8. Kubota, Takayuki (1983). "T-Hold Kubotan"
9. Kubota, Takayuki (1983). "Weapons Kumite: Fighting With Traditional Weapons"
10. Kubota, Takayuki (1985). "Kubotan keychain: instrument of attitude adjustment"
11. Kubota, Takayuki (1985). "Ninja Shuriken Manual"
12. Kubota, Takayuki (1987). "Close encounters: the arresting art of taiho-jutsu"
13. Kubota, Takayuki (2003). "Fighting Karate"

==Media appearances==

Kubota was featured in more than 280 movies and TV shows, and over 180 commercials.
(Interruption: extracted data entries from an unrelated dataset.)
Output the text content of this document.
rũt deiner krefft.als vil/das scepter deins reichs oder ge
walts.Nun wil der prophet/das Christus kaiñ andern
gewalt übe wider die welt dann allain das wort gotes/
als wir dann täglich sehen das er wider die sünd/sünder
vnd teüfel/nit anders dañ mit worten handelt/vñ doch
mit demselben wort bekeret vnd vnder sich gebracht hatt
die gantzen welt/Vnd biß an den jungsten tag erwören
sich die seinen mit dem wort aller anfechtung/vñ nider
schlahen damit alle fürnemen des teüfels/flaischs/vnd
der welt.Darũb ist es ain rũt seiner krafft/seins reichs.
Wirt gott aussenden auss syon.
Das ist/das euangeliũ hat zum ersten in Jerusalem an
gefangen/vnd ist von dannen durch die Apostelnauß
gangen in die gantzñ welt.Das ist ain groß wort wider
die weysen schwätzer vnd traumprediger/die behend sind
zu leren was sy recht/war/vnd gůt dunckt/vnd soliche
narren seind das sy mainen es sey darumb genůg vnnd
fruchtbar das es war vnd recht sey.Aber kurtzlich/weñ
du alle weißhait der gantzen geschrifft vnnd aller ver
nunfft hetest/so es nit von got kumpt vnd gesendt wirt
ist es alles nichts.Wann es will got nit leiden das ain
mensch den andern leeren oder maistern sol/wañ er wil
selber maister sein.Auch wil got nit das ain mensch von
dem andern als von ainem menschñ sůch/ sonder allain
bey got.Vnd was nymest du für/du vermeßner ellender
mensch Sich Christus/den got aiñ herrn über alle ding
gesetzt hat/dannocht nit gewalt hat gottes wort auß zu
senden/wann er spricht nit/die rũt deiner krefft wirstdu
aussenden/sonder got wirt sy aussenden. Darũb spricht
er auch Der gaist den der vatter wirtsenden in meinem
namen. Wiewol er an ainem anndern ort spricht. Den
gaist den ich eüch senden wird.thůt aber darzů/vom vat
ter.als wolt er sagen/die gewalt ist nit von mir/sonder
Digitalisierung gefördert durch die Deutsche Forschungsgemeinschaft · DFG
| Year | Title | Role | Notes |
| 1972 | The Mechanic | Yamoto aka Killer of Killers |  |
| 1975 | The Killer Elite | Negato Toku |  |
| 1977 | Operation Petticoat | Japanese Officer |  |
| 1983 | Focus on Fishko | James Fikuta |  |
| 1993 | Rising Sun | Yakuza Henchman |
| 1995 | The Hunted | Oshima |
| 2001 | Pearl Harbor | Japanese Aide #3 |
| 2001 | Power Rangers Time Force: Photo Finish | Elder Monk |  |
| 2006 | The Fast and the Furious: Tokyo Drift | Yakuza Man |
| 2020 | Glitch Techs | Karate Master |  |

== Celebrity students ==

Over the years Kubota taught martial arts to many actors Chuck Barris, Dick Martin, Ron Ely, Bo Hopkins, Randolph Mantooth, Tim McIntire, the Bay City Rollers, Sam Peckinpah, Gary Owens, Stirling Silliphant, David Jensen, Sy Weintraub, Peter Frampton, Robert Conrad, George Kennedy, Tammy Lauren, Nancy McKeon, Hilary Swank.

James Caan may have been his most loyal celebrity student, having trained with him from 1975 until at least 2004.